At the same time, the SigTapII tool of QuartusII can also be used to perform hardware verification on the designed program. After setting the corresponding steps, the corresponding output waveforms are shown in Figures 5 and 6. It can be seen that the generated low-frequency sine signal waveform is smooth, but there are certain glitches at higher frequencies, which can be filtered out by the low-pass filter circuit (such as Chebyshev low-pass filter network, etc.) at the later stage.

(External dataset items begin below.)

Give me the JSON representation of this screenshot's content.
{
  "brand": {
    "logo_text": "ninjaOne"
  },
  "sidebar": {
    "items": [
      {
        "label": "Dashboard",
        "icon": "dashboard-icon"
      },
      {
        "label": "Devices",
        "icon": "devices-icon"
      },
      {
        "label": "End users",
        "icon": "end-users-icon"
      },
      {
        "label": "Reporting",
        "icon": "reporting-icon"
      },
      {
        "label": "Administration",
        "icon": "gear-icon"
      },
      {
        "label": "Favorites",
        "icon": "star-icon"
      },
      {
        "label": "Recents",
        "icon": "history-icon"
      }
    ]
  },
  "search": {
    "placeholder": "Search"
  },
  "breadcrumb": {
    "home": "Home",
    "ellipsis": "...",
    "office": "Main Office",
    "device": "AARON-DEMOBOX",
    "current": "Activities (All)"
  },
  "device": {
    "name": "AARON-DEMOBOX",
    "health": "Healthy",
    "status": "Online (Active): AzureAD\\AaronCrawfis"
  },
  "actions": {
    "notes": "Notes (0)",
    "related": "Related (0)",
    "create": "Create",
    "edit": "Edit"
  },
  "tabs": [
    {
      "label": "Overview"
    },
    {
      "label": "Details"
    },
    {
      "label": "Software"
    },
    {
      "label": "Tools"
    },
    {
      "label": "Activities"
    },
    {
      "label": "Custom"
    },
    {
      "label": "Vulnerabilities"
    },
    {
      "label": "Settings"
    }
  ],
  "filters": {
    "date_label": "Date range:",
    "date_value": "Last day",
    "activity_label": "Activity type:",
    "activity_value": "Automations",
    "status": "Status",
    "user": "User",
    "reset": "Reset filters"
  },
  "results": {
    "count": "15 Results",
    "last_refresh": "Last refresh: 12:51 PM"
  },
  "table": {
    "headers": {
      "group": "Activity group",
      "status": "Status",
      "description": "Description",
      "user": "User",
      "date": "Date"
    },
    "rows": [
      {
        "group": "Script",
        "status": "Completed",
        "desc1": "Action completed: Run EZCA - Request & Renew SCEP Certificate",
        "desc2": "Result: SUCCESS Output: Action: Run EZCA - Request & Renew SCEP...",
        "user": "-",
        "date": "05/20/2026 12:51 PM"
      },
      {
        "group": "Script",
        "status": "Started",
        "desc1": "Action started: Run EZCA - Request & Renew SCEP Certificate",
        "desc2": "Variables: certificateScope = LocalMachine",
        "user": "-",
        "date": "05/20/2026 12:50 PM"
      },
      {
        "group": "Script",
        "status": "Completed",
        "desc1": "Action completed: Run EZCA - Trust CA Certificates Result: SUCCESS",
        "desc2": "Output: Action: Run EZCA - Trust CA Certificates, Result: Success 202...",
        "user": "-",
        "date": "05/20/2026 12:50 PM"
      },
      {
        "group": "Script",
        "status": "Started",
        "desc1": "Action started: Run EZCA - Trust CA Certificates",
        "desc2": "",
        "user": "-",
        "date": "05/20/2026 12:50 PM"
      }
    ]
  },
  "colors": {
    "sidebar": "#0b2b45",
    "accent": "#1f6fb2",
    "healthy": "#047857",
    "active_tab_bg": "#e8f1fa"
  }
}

The logic unit used in this design only occupies 1% of the FPGA on-chip resources, the storage unit occupies 54%, and the I/O port occupies 13%. It can be seen that the main resources are the on-chip storage units. If one address bit is increased, the data volume will double, and the FPGA on-chip ROM will not be enough. Through the clock analysis of QuartusII6.0, the highest clock that this design can achieve is 149.41 MHz, and the clock of the address generation is 4 times the clock, so the highest clock of the address generation unit can reach 37.3525 MHz, and the corresponding output signal The highest frequency can reach 4.665 MHz, and the corresponding minimum frequency and frequency step are 284.976 Hz.

5 Conclusion

This design optimizes the DDFS design without expanding the ROM memory externally, making full use of the on-chip resources of the Cyclone II series FPGA, and the maximum frequency of the output sinusoidal signal can reach above 4 MHz. As long as a better solution is adopted for design, the sampling points can be 232 or more, the frequency resolution can be 0.015 Hz, reaching the mHz level, and the technical indicators such as the output signal frequency range and frequency resolution of the signal source can be further improved. The Cyclone II series chip can be used to design a signal source with excellent performance to meet the requirements of a practical signal source.